Because the majority of meat bought in the UK is absolute pants, unless your able to pay lots of money for the good stuff, you'll be getting crap. Virtually all the supermarkets have taken the flavour out of British meat and replaced it with money making tasteless, steroid injected cancer causing, bland tripe.

If someone says they are having "meat" for dinner you will expect slaughtered animal flesh from a butcher to be on your plate - not smoked, coloured, salted, preserved, water injected pinkish purplish sliced stuff.

Im just talking about hams, the deil variety.

Listen when i have meat for dinner, its meat, turkey, pork or chicken mainly, on the bone off the bone what ever, usually roasted. The cured and marinated variety covers only the deli sliced products. Did you visit a butchers whilst in Poland, you cant miss the amount of hams and chickens ready to be sliced, in the UK its very limited on that front.
zetigrek  
7 Sep 2010 /  #57
Look, I'm not complaining - I like Polish food generally but I just don't know where this mad myth that Polish food is natural and healthy comes from.

It depends what and where you are buying. If you go on a market place then you can buy something unprocessed straight from the butcher. If you go to Tesco or Biedronka... well no wonder that food sucks.

My dad do on his own cold meats (buys a raw meat and bakes it, sometimes smokes it). We also do sometimes our own pickles. You can buy natural honey from bee-keeper (in stores there is pretty often an artificial honey).

The EU regulations give the producers of cold meats the opportunity to add more preservations than in polish previous regulations. That's why now there is a great decline of polish food quality.

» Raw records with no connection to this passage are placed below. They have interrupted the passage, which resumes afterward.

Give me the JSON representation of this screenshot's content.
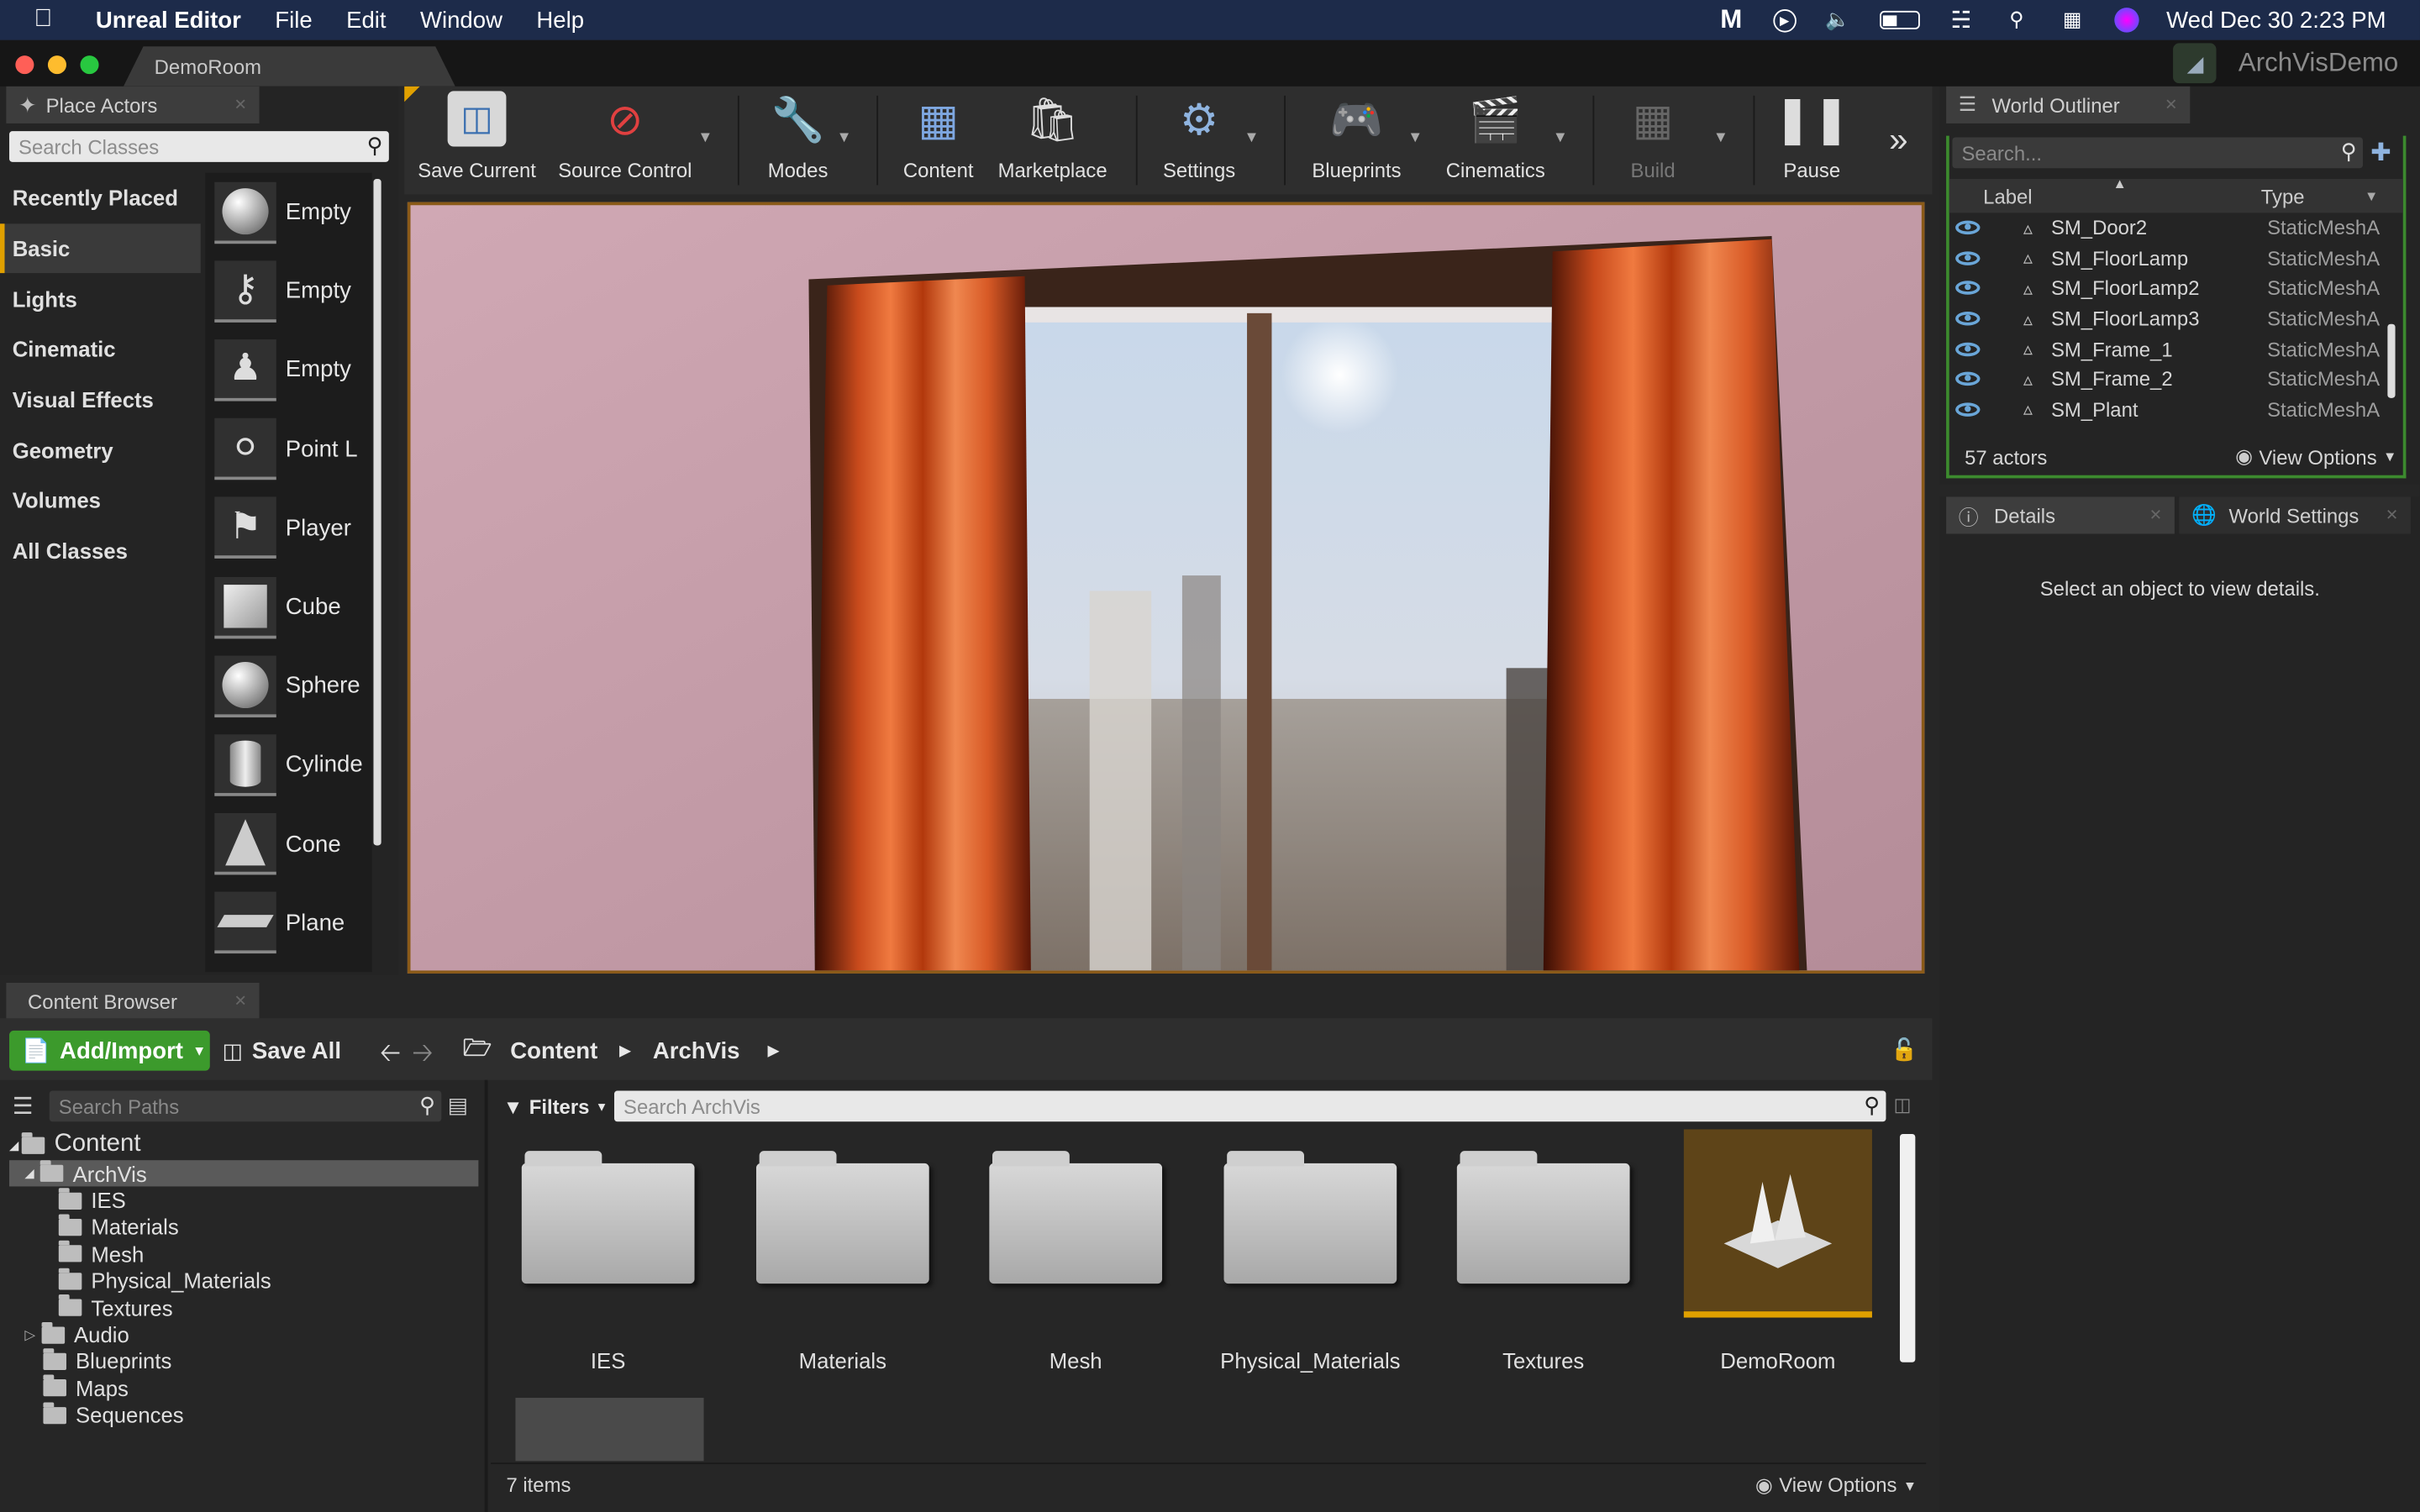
{
  "menubar": {
    "app_name": "Unreal Editor",
    "menus": [
      "File",
      "Edit",
      "Window",
      "Help"
    ],
    "status_icons": [
      "malwarebytes-icon",
      "play-icon",
      "volume-icon",
      "battery-icon",
      "wifi-icon",
      "spotlight-icon",
      "control-center-icon",
      "siri-icon"
    ],
    "clock": "Wed Dec 30  2:23 PM"
  },
  "window": {
    "document_tab": "DemoRoom",
    "project_name": "ArchVisDemo"
  },
  "place_actors": {
    "tab_label": "Place Actors",
    "search_placeholder": "Search Classes",
    "categories": [
      "Recently Placed",
      "Basic",
      "Lights",
      "Cinematic",
      "Visual Effects",
      "Geometry",
      "Volumes",
      "All Classes"
    ],
    "selected_category": "Basic",
    "actors": [
      {
        "label": "Empty",
        "icon": "empty-actor-icon"
      },
      {
        "label": "Empty",
        "icon": "empty-character-icon"
      },
      {
        "label": "Empty",
        "icon": "empty-pawn-icon"
      },
      {
        "label": "Point L",
        "icon": "point-light-icon"
      },
      {
        "label": "Player",
        "icon": "player-start-icon"
      },
      {
        "label": "Cube",
        "icon": "cube-icon"
      },
      {
        "label": "Sphere",
        "icon": "sphere-icon"
      },
      {
        "label": "Cylinde",
        "icon": "cylinder-icon"
      },
      {
        "label": "Cone",
        "icon": "cone-icon"
      },
      {
        "label": "Plane",
        "icon": "plane-icon"
      }
    ]
  },
  "toolbar": {
    "buttons": [
      {
        "label": "Save Current",
        "icon": "save-icon",
        "has_dropdown": false,
        "enabled": true
      },
      {
        "label": "Source Control",
        "icon": "source-control-icon",
        "has_dropdown": true,
        "enabled": true
      },
      {
        "label": "Modes",
        "icon": "modes-icon",
        "has_dropdown": true,
        "enabled": true
      },
      {
        "label": "Content",
        "icon": "content-icon",
        "has_dropdown": false,
        "enabled": true
      },
      {
        "label": "Marketplace",
        "icon": "marketplace-icon",
        "has_dropdown": false,
        "enabled": true
      },
      {
        "label": "Settings",
        "icon": "settings-icon",
        "has_dropdown": true,
        "enabled": true
      },
      {
        "label": "Blueprints",
        "icon": "blueprints-icon",
        "has_dropdown": true,
        "enabled": true
      },
      {
        "label": "Cinematics",
        "icon": "cinematics-icon",
        "has_dropdown": true,
        "enabled": true
      },
      {
        "label": "Build",
        "icon": "build-icon",
        "has_dropdown": true,
        "enabled": false
      },
      {
        "label": "Pause",
        "icon": "pause-icon",
        "has_dropdown": false,
        "enabled": true
      }
    ],
    "overflow_icon": "chevron-double-right-icon"
  },
  "world_outliner": {
    "tab_label": "World Outliner",
    "search_placeholder": "Search...",
    "columns": [
      "Label",
      "Type"
    ],
    "rows": [
      {
        "label": "SM_Door2",
        "type": "StaticMeshA"
      },
      {
        "label": "SM_FloorLamp",
        "type": "StaticMeshA"
      },
      {
        "label": "SM_FloorLamp2",
        "type": "StaticMeshA"
      },
      {
        "label": "SM_FloorLamp3",
        "type": "StaticMeshA"
      },
      {
        "label": "SM_Frame_1",
        "type": "StaticMeshA"
      },
      {
        "label": "SM_Frame_2",
        "type": "StaticMeshA"
      },
      {
        "label": "SM_Plant",
        "type": "StaticMeshA"
      }
    ],
    "actor_count": "57 actors",
    "view_options": "View Options"
  },
  "details": {
    "tabs": [
      "Details",
      "World Settings"
    ],
    "empty_message": "Select an object to view details."
  },
  "content_browser": {
    "tab_label": "Content Browser",
    "add_import": "Add/Import",
    "save_all": "Save All",
    "breadcrumbs": [
      "Content",
      "ArchVis"
    ],
    "search_paths_placeholder": "Search Paths",
    "filters": "Filters",
    "search_placeholder": "Search ArchVis",
    "tree": [
      {
        "label": "Content",
        "depth": 0,
        "expanded": true
      },
      {
        "label": "ArchVis",
        "depth": 1,
        "expanded": true,
        "selected": true
      },
      {
        "label": "IES",
        "depth": 2
      },
      {
        "label": "Materials",
        "depth": 2
      },
      {
        "label": "Mesh",
        "depth": 2
      },
      {
        "label": "Physical_Materials",
        "depth": 2
      },
      {
        "label": "Textures",
        "depth": 2
      },
      {
        "label": "Audio",
        "depth": 1,
        "collapsed": true
      },
      {
        "label": "Blueprints",
        "depth": 1
      },
      {
        "label": "Maps",
        "depth": 1
      },
      {
        "label": "Sequences",
        "depth": 1
      }
    ],
    "assets": [
      {
        "name": "IES",
        "kind": "folder"
      },
      {
        "name": "Materials",
        "kind": "folder"
      },
      {
        "name": "Mesh",
        "kind": "folder"
      },
      {
        "name": "Physical_Materials",
        "kind": "folder"
      },
      {
        "name": "Textures",
        "kind": "folder"
      },
      {
        "name": "DemoRoom",
        "kind": "map"
      }
    ],
    "item_count": "7 items",
    "view_options": "View Options"
  },
  "colors": {
    "accent_orange": "#e0a000",
    "outliner_green": "#3c8a2e",
    "add_import_green": "#3c9a2c",
    "mac_menubar": "#1d2b4a"
  }
}
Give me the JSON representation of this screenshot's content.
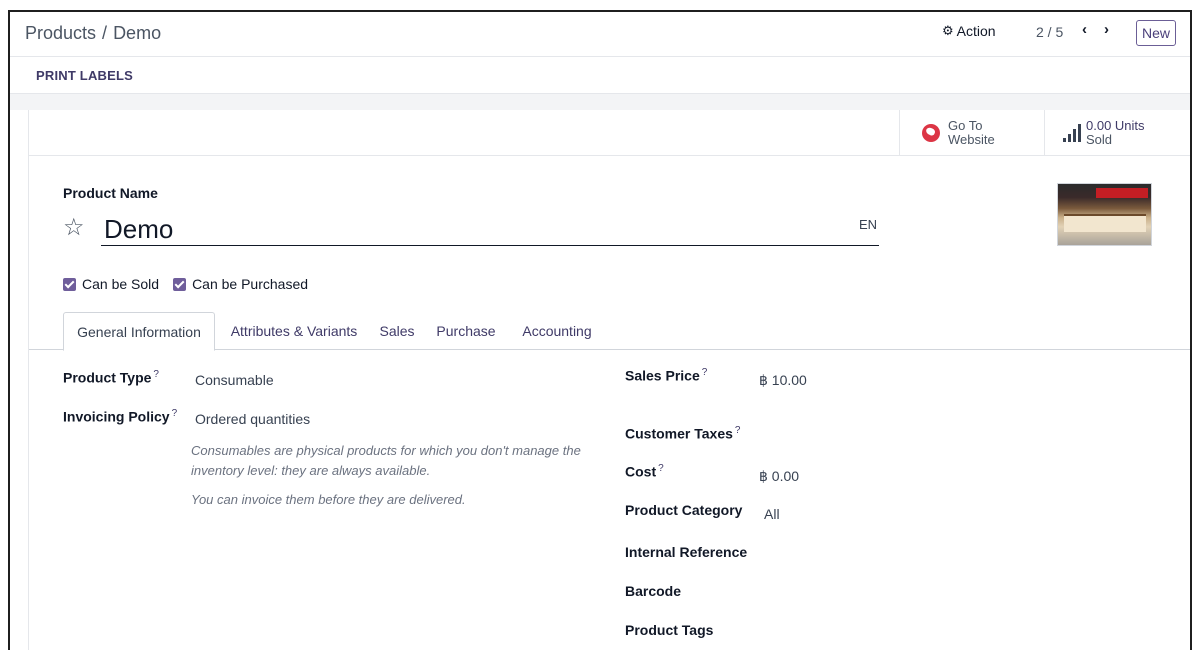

Polish food really used to be more natural in the past but now we have the same food like elsewhere.
Teffle  22 | 1318  
7 Sep 2010 /  #58
OK, a few things.

Firstly I don't live in the UK.

Secondly, yes, I can (if I wish - which I don't) get a pub lunch for €3.99 - so please don't accuse me of exaggerating.

I can and do buy excellent meat/veg that was grown/picked/slaughtered locally (within 10 miles or so) and it's not ususual to be able to do so where I live.

In your post above Wroclawboy you are referring to supermarket meat - which is awful, yes. But isn't supermarket meat everywhere awful? Anyone who relies on supermarkets for quality meat needs their head examined.

Look, the point of thread is that Polish food is still (still if you don't mind, as if it were never any other way) "more natural" than in the west. It's just a ridiculous smug and naive assertion.

McDonalds in £ódz was packed all the time when I passed it. Pizza seems incredibly popular in Poland. I cannot BBQ the average Polish sausage as the water and fat content turns it into a firework and yes, there seems to be a large quantity of sliced processed hams and pickled/salted/smoked stuff on the average Polish table as far as I can see.

And yes, not much in the way of actual lumps of animal flesh.

Again, don't get me wrong, I'm not complaining about Polish food - I like it, but just don't be under this illusion that it's all so healthy. And to claim as one poster did that something (a Polish foodstuff) was 'almost all chemicals' but probably still tastes natural to westerners compared to what they usually eat is just silly and insulting.
Olaf  6 | 955  
7 Sep 2010 /  #59
Tesco or Biedronka... well no wonder that food sucks.

Exactly!!! Depends what and where you buy. I buy from a bucher, and what I usually see at hypermarkets... looks different than good meet.
convex  20 | 3928  
7 Sep 2010 /  #60
I depends what and where you are buying. If you go on a market place then you can buy something unprocessed straight from the butcher. If you go to Tesco or Biedronka... well no wonder that food sucks.